5 More Lost Yorkshire Places

After the fantastic response from our first post about lost Yorkshire villages we have decided to create another article featuring five more lost communities across our County.

1. Lotherton – The village swallowed by its hall

Lotherton Hall – Mike Kirkby

The only thing that remains of the village of Lotherton is of course its hall and medieval chapel, which now houses a well known bird garden. In Medieval Times it was a village , known as Lutterington and Lutterton and carried on being a settlement in its own right into the 19th Century. Over the beginning of this century the village, decreased in size, leaving only the hall grounds and a few farms by 1840. The remains of Lotherton village were amalgamated into neighbouring Aberford in 1908 and is now famous only for its hall and bird garden.

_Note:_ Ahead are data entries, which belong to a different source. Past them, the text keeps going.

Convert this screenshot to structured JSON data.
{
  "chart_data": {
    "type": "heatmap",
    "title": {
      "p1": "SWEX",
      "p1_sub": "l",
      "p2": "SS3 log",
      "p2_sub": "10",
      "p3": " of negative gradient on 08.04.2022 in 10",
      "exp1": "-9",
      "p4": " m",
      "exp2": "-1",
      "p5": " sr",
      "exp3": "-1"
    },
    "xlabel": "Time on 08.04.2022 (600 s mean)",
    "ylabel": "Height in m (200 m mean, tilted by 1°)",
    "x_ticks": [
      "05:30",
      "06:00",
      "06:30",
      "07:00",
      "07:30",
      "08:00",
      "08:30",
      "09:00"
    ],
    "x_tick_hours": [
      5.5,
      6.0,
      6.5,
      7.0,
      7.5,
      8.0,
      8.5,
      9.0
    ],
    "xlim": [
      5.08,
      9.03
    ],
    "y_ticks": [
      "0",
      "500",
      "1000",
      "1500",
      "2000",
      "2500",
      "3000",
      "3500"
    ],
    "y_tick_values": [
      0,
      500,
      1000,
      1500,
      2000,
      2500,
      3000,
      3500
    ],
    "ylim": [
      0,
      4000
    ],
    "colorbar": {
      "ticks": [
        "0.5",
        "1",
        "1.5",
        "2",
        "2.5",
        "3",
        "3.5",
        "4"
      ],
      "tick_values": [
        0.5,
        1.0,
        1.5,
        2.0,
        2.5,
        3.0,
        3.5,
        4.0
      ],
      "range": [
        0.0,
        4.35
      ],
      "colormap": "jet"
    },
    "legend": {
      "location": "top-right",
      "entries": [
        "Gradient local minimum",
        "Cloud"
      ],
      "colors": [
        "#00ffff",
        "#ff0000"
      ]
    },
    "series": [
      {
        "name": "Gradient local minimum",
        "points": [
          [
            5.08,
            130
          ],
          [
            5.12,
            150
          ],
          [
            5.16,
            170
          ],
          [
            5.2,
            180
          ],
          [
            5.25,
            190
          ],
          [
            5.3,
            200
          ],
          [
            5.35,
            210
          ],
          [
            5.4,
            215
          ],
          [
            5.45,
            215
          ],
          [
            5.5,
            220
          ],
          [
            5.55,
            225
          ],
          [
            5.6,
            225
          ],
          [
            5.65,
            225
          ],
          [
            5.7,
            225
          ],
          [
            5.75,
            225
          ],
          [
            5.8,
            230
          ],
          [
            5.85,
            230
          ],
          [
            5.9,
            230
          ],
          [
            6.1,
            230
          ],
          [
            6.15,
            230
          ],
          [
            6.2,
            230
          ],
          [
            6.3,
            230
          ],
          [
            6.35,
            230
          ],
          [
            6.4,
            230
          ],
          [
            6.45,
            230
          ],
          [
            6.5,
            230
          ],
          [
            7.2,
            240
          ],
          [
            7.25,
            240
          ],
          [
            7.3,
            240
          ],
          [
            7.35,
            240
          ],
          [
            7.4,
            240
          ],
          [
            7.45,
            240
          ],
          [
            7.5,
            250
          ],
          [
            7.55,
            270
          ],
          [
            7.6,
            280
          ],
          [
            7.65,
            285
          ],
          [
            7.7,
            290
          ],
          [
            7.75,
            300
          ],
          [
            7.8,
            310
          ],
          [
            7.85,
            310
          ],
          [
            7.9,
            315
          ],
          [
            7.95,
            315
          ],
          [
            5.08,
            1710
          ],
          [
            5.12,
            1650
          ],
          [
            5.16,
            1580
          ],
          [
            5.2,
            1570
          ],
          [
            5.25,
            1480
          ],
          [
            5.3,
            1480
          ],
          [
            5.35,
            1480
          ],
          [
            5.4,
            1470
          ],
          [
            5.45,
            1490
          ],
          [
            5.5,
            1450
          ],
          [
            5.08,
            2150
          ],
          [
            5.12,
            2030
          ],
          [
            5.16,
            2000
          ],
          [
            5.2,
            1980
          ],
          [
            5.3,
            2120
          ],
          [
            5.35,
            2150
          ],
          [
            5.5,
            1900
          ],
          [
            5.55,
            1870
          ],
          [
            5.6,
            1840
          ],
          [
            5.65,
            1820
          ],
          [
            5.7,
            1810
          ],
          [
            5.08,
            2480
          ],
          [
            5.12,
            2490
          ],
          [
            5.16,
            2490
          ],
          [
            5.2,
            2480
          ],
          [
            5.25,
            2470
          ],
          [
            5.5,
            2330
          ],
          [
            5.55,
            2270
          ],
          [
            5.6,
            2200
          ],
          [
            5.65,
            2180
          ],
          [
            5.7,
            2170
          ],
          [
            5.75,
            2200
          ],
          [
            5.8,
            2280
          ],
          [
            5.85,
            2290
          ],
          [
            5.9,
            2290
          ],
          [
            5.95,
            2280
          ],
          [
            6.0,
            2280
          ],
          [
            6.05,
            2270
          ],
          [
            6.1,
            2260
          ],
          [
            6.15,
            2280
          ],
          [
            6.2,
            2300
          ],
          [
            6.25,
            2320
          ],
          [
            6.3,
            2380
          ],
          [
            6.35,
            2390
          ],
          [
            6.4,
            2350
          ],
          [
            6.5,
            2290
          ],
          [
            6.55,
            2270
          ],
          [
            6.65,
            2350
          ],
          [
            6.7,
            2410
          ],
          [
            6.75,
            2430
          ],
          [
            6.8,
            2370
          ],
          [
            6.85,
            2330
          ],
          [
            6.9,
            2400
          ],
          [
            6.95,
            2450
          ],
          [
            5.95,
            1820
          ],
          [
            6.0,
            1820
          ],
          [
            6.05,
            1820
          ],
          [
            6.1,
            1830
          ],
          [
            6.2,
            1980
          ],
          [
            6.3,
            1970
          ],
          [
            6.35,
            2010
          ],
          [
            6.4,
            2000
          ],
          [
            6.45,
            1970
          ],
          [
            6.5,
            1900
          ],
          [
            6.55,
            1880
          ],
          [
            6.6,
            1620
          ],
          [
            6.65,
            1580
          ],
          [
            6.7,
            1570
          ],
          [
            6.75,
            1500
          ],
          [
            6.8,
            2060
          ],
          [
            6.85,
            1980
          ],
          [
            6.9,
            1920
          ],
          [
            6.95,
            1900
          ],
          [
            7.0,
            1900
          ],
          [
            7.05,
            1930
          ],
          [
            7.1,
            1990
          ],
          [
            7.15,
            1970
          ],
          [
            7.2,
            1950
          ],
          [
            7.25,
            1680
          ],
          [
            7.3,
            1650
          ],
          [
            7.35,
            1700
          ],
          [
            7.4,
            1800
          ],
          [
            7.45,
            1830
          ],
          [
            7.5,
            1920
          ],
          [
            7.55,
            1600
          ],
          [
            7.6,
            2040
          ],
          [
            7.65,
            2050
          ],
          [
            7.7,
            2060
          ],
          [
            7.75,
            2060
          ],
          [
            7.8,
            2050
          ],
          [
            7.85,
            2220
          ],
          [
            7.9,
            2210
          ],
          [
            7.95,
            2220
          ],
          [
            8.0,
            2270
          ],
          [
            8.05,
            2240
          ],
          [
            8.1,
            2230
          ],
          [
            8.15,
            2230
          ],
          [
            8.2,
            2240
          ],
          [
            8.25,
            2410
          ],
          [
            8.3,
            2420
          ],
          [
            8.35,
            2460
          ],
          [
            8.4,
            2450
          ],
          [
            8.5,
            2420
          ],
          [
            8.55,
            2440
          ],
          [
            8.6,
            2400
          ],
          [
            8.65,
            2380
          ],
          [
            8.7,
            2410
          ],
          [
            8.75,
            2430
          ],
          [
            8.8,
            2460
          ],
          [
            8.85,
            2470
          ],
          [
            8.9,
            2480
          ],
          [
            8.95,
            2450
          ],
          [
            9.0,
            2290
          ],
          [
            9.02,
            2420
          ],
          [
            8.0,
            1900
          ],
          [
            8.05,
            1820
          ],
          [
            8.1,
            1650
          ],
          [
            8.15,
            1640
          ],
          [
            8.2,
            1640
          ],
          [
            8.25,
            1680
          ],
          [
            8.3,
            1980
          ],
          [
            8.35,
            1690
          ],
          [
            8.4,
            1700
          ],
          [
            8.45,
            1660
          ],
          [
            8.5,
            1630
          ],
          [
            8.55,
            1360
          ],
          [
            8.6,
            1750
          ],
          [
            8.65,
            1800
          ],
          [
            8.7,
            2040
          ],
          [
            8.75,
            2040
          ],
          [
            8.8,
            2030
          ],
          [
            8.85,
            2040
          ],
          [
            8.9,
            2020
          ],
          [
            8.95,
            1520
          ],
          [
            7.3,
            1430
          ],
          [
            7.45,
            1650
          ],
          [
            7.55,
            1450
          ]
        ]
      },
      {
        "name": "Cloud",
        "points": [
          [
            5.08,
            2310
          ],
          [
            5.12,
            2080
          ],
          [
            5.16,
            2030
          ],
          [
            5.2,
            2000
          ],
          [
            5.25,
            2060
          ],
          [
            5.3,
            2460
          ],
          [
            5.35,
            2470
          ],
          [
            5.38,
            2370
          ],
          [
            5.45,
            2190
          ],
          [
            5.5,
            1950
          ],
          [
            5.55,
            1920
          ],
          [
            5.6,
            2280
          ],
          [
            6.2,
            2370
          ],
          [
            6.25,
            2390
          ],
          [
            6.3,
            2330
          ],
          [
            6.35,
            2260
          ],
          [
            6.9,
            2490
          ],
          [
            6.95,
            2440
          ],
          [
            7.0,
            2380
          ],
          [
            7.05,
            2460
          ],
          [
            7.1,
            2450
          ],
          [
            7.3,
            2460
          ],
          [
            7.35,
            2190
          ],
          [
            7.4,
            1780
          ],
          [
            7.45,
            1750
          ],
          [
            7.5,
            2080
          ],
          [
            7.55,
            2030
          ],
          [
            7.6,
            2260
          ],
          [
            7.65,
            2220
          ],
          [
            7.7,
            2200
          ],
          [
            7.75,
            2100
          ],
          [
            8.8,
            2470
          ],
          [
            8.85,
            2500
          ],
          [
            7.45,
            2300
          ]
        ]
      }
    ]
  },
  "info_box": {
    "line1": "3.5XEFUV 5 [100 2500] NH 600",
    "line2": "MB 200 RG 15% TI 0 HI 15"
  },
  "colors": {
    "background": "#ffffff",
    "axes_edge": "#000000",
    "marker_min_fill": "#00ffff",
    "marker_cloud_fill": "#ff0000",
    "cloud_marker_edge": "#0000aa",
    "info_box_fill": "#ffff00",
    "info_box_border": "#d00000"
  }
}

   2. Magnum – The quarry hamlet

Land near the disused Magnum quarry at Hade Edge. Picture credit: John Fielding wikipedia creative commons
Land near the disused Magnum quarry at Hade Edge. Picture credit: John Fielding wikipedia creative commons

This hamlet, just outside the village of Hade Edge near Holmfirth was built for the workers of a local sandstone quarry, called Magnum Bonum, which opened in the 1830s. Originally there were nine stonemasons who moved here and brought with them labourers, builders and their families to form the small community of Magnum. At its height there was a pub, church, Sunday school and Mission Hall, which were used by the sixty residents who worked at the quarry. Unfortunately once the work dried up at the quarry so did the village. By the 1950s the church and other buildings were demolished, leaving piles of stones on the moorland where it once stood.

3.Tanshelf – Disappeared with the mines

The lost village of Tanshelf was situated on the edge of Pontefract and had a long history. It played a part in Royal history, when King Edred met with the ruling Council for Northumbria in the year 947 to try and obtain their support against the invading Vikings. Tanshelf was also mentioned in the Domesday book as a village in the region of Pontefract with a population of around 101 people, making it a sizeable village for its day complete with its church, fishery and mills.

Moving forward several centuries to the Industrial Revolution, Tanshelf became a mining village and several terraced houses were built in the 1870s to house the pit workers and their families at the nearby Prince of Wales Colliery. The area was known for its close knit community spirit where everyone knew each other, until it was demolished in 1971 and replaced by the Tanshelf Industrial Estate. In modern day Tanshelf the road patterns are still the same but the only things that remain are the train station and the Queen Hotel, which are now flats.

4.Arras – Home of the Iron Age barrows

Excavation at Arras, East Yorkshire – MAP Archeology

The ancient settlement of Arras, just outside Market Weighton had the most significance in ancient times. There have been many discoveries near this abandoned settlement which suggests human activity dating up to the 15th Century. Taxation records suggest that Arras had a population in excess of 35 people. The most notable event in its history was the discovery of an Iron Age “barrow cemetery,” known as the “Arras Culture in 1815.

Across three fields in Arras, one hundred barrows and chariots were found buried beneath the ground. These are on display at the British and Yorkshire Museums. Further excavations around the site of Arras uncovered pottery dating from the 15th Century and the possible site of a chapel.

5.Owthorne – Bodies washed on the shore

Owthorne church perched on the end of a cliff before its demise around 1838

Owthorne is one of the many lost Yorkshire villages which lay under the North Sea. Having watched surrounding villages on the coast meeting a watery end, the villagers of Owthorne took steps to ensure the same thing did not happen to them. In 1793 the church stood just 12ft from the sea and so some of the gravestones were dug up and buried elsewhere.

Owthorne hung on for a few years, until it finally perished around 1838, where the remaining bodies from, the graveyard washed up on the beach. Traces of the old village that remained were amalgamated with nearby Withernsea and the old mere, which stood between the two settlements, are now the Valley Gardens.